Liverpool Sound and Vision Rating 8.5/10
There are bands performing in Liverpool that to be brutally frank, you would climb off your sick bed to go and watch, or at least make sure the venue would let you take in a bed, a team of nurses and a glowering doctor, full of self-importance and unhappiness, as part of the ticket price. For Steve Thompson and the Incidents, sick bed or not, the chance to take in the sincerity and prized affection for the music on offer is perhaps enough to tempt even Lazarus out of retirement and have him storming the barricades, the arm pumped in appreciation and singing each well delivered line as though his very life depended upon it.
Ahead of his own birthday and with the regaling simpering sweat of young lust coming from the room above as one of the pretend new kings of music ploughed his way through the evening, Steve Thompson and the Incidents took the ceiling, the roof and the walls off the 02 Academy and blew their dynamic sound into the less fortunate within a few feet of their instruments and gave the word power a new meaning in any student’s thesaurus.
There are many reason to admire the band, there are many more in which to love and feel the need to spread the word as far as possible and even use a megaphone in the direction of a certain so called music publicist’s wallet and ear.
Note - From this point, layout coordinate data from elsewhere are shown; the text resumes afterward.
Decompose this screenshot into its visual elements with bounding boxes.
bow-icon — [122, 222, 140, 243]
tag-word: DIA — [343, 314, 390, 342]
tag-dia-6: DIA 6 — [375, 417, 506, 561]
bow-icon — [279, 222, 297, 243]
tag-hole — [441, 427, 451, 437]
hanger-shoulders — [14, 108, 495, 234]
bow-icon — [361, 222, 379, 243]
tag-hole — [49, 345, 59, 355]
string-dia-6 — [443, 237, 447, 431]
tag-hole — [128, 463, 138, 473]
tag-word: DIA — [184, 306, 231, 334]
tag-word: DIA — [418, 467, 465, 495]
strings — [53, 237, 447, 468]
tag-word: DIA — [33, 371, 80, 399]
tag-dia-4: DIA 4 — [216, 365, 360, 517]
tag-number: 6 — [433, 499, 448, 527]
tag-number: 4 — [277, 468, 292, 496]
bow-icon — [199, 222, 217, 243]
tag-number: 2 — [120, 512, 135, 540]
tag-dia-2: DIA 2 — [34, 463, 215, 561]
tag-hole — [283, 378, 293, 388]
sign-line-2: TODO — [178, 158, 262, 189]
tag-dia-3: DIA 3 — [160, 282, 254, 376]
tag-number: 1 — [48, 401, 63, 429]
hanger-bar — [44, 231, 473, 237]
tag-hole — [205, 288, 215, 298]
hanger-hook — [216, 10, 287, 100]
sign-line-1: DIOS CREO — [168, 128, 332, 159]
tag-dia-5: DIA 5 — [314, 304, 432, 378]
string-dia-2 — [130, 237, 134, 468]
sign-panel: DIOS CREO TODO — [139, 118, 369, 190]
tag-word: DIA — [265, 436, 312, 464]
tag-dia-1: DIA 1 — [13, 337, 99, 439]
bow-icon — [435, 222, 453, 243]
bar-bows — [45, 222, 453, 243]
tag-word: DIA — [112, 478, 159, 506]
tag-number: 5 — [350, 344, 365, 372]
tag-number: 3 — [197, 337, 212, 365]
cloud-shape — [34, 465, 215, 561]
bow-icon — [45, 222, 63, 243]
For on stage, as they are in the studio, the overpowering sensation of righteous anger and the grumbling fortitude to stick a couple of fingers with quiet sincerity up at the sycophantic ineptness of plastic music is more than enough to make the group just a brilliant act to watch.
Love in the City, Me Not You, the superbly elegant and damning Tell Cowell We’re Coming To Get Ya, arguably one of the songs of the year in Rainbows, I Don’t Care and Deep Undercover were played with craft, guile, steaming anger and fury which flowed and bounced off every sinew and fibre in the o2 Academy and in which must have felt like Heaven had split open and had the plastic muted musicians close by and far off quivering in their shadows.
Watching Steve Thompson and the Incidents is like being at privy to the Anfield boot room of old when Liverpool were, rarely, on the wrong end of a half time pummelling, the ferocity of spirit, the presence of mind and the genuine willingness to be better than anyone else, is palpable and gratifying. A top notch gig given by a great band.